L'a-t-elle fait, elle la Déesse de l'amour, par sagesse ou par jalousie envers toutes ces femmes qui couraient après lui ? Nul ne sait car plus personne n'a jamais revu Phaon.
Alors, si en vous promenant, vous rencontrez des femmes qui cueillent des laitues sauvages avec l'air de chercher tout autre chose. Je vous en prie, ne vous moquez pas d'elles.

C.M.

* * *
L'histoire s'inspire des quelques éléments donnés par les auteurs grecs anciens : Palaiphatos et Elien :
- Palaiphatos, Histoires incroyables, XLVIII. Phaon.
  • [Palaiphatos, auteur grec du IV° ou III° siècle av. J.-C. La traduction est d'Ugo Bratelli (2002)]

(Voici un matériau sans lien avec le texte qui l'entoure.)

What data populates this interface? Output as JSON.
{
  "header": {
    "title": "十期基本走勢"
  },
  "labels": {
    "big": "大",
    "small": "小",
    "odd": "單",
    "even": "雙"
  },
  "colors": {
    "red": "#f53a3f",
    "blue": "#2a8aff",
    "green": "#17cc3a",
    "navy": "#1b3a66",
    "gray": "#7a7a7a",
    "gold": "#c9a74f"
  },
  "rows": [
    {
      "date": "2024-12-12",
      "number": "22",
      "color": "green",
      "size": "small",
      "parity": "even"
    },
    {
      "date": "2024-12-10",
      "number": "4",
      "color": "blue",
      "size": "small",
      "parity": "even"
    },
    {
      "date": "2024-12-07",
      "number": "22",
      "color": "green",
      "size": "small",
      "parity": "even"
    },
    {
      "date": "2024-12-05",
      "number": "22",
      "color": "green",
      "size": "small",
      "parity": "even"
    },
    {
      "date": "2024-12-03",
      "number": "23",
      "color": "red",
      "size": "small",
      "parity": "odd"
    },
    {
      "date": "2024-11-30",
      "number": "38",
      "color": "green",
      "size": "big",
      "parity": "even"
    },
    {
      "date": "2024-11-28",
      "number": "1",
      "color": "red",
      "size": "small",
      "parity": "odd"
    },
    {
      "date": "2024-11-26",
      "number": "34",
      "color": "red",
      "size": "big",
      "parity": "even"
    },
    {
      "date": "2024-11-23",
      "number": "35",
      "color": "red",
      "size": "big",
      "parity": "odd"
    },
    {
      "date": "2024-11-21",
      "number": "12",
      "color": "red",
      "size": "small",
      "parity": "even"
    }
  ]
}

« L'existence de Phaon se passait sur un bateau et sur la mer ; la mer, près de laquelle il vivait, était un détroit. Nul ne se plaignait de lui, car c'était un homme simple, qui n'acceptait de se faire payer que de ceux qui avaient de l'argent. Les Lesbiens admiraient son comportement. Une déesse honora cet homme, et on dit que c'était Aphrodite. Sous une apparence humaine, d'une femme déjà vieille, elle demanda à Phaon de lui faire traverser le bras de mer. Rapidement il la transporte et ne demande pas à être payé. Que fait donc la déesse, devant cela ?

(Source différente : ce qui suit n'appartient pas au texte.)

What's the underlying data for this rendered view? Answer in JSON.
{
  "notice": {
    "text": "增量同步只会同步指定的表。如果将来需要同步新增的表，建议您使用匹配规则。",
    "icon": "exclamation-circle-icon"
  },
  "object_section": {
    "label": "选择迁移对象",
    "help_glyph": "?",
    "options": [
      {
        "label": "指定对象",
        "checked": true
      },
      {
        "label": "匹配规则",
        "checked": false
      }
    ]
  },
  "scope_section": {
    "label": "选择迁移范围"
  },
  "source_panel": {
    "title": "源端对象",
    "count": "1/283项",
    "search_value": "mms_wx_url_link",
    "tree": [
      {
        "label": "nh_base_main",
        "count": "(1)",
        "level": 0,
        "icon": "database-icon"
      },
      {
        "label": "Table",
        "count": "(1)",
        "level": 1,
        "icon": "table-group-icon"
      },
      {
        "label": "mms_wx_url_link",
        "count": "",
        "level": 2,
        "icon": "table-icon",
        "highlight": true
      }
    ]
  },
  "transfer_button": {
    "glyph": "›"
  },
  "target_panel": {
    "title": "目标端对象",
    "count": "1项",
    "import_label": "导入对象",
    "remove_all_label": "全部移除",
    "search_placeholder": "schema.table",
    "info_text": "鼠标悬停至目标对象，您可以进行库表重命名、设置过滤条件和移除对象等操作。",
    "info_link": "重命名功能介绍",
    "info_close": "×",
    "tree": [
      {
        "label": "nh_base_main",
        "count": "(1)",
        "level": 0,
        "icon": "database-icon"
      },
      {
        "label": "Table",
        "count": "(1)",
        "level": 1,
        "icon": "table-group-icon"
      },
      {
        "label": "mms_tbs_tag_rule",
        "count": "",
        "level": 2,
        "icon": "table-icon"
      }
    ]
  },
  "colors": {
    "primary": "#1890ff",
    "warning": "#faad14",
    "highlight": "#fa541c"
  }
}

  • On dit qu'elle transforma cet homme, changea sa vieillesse en jeunesse et beauté. Ce Phaon est celui pour lequel Sapho éprouvait de l'amour, et qu'elle a souvent chanté. »
- Élien, Histoires diverses, l. XII, 18. De Phaon.

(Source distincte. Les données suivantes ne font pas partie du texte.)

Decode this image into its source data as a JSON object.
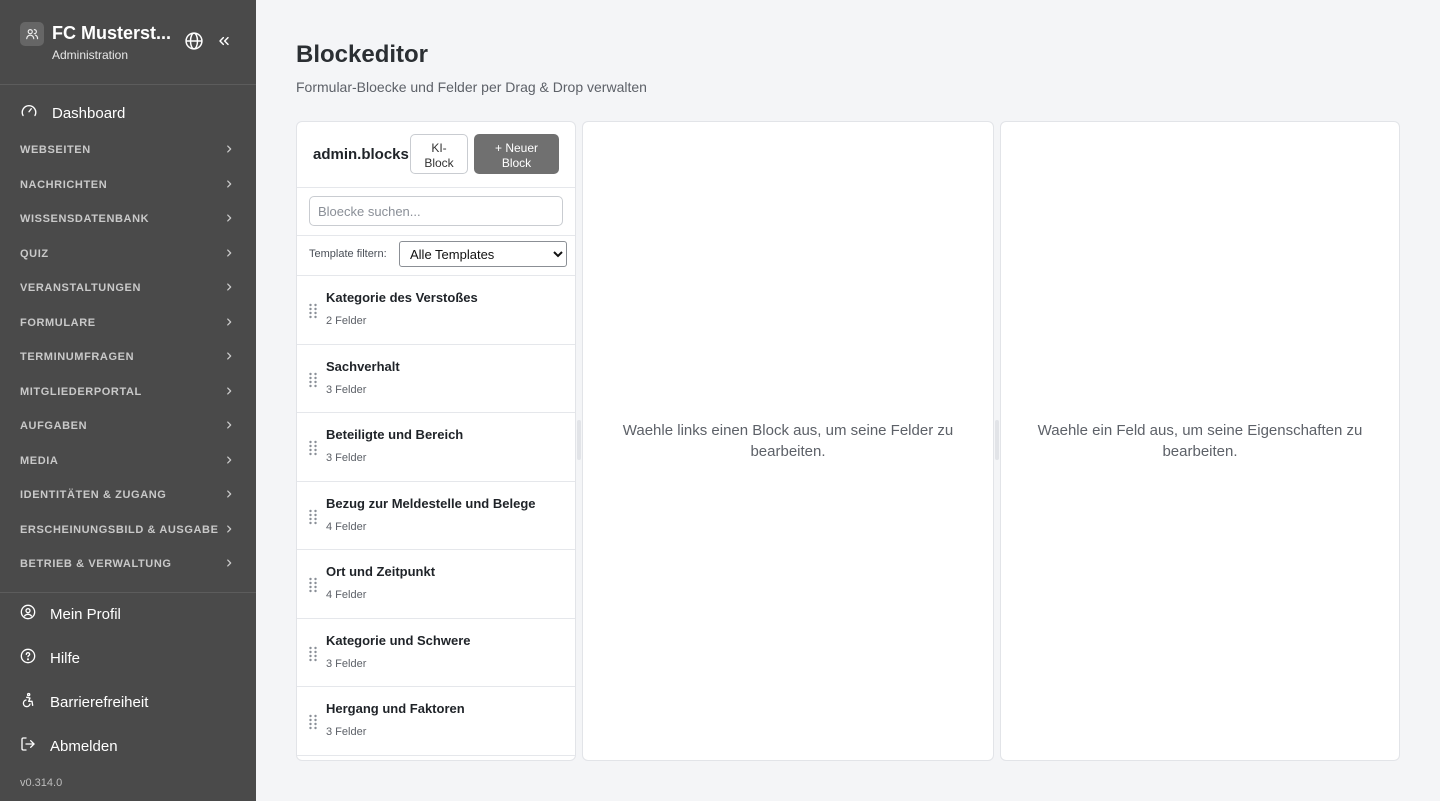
{
  "sidebar": {
    "org_name": "FC Musterst...",
    "org_sub": "Administration",
    "dashboard": "Dashboard",
    "sections": [
      {
        "label": "WEBSEITEN"
      },
      {
        "label": "NACHRICHTEN"
      },
      {
        "label": "WISSENSDATENBANK"
      },
      {
        "label": "QUIZ"
      },
      {
        "label": "VERANSTALTUNGEN"
      },
      {
        "label": "FORMULARE"
      },
      {
        "label": "TERMINUMFRAGEN"
      },
      {
        "label": "MITGLIEDERPORTAL"
      },
      {
        "label": "AUFGABEN"
      },
      {
        "label": "MEDIA"
      },
      {
        "label": "IDENTITÄTEN & ZUGANG"
      },
      {
        "label": "ERSCHEINUNGSBILD & AUSGABE"
      },
      {
        "label": "BETRIEB & VERWALTUNG"
      }
    ],
    "profile": "Mein Profil",
    "help": "Hilfe",
    "accessibility": "Barrierefreiheit",
    "logout": "Abmelden",
    "version": "v0.314.0"
  },
  "main": {
    "title": "Blockeditor",
    "subtitle": "Formular-Bloecke und Felder per Drag & Drop verwalten"
  },
  "blocks_panel": {
    "title": "admin.blocks",
    "ki_button": [
      "KI-",
      "Block"
    ],
    "new_button": [
      "+ Neuer",
      "Block"
    ],
    "search_placeholder": "Bloecke suchen...",
    "filter_label": "Template filtern:",
    "filter_selected": "Alle Templates",
    "items": [
      {
        "title": "Kategorie des Verstoßes",
        "count": "2 Felder"
      },
      {
        "title": "Sachverhalt",
        "count": "3 Felder"
      },
      {
        "title": "Beteiligte und Bereich",
        "count": "3 Felder"
      },
      {
        "title": "Bezug zur Meldestelle und Belege",
        "count": "4 Felder"
      },
      {
        "title": "Ort und Zeitpunkt",
        "count": "4 Felder"
      },
      {
        "title": "Kategorie und Schwere",
        "count": "3 Felder"
      },
      {
        "title": "Hergang und Faktoren",
        "count": "3 Felder"
      }
    ]
  },
  "fields_panel": {
    "empty": "Waehle links einen Block aus, um seine Felder zu bearbeiten."
  },
  "properties_panel": {
    "empty": "Waehle ein Feld aus, um seine Eigenschaften zu bearbeiten."
  },
  "icons": {
    "org": "users-icon",
    "globe": "globe-icon",
    "collapse": "chevrons-left-icon",
    "dashboard": "gauge-icon",
    "chevron": "chevron-right-icon",
    "profile": "user-circle-icon",
    "help": "help-circle-icon",
    "accessibility": "accessibility-icon",
    "logout": "log-out-icon",
    "drag": "grip-vertical-icon"
  }
}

[Claude Élien ou Élien, surnommé Élien le Sophiste, né vers 175 à Présente et mort vers 235 à Rome est un historien, zoologiste et orateur romain de ligue grecque. La traduction est de M. Dacier (1827)]
« On raconte que Vénus cacha le beau Phaon sous des laitues. Suivant une autre tradition, Phaon était batelier de profession. Vénus étant un jour venue à sa nacelle pour passer d'un lieu à un autre, Phaon, sans la connaître, la reçut volontiers, et la transporta, avec le plus grand empressement, où elle voulait aller. En reconnaissance de ce service, la déesse lui fit présent d'un vase plein d'une drogue, qui le rendit, dès qu'il s'en fut frotté, le plus beau de tous les hommes. Dès lors, toutes les femmes de Mytilène devinrent amoureuses de Phaon : mais à la fin, ayant été surpris en adultère, il fut mis à mort. »
Pour d'autres auteurs, dont Pline et Ovide, Phaon fut aimé de la poétesse Sappho (les îles de Mytilène et de Lesbos sont une seule et même île).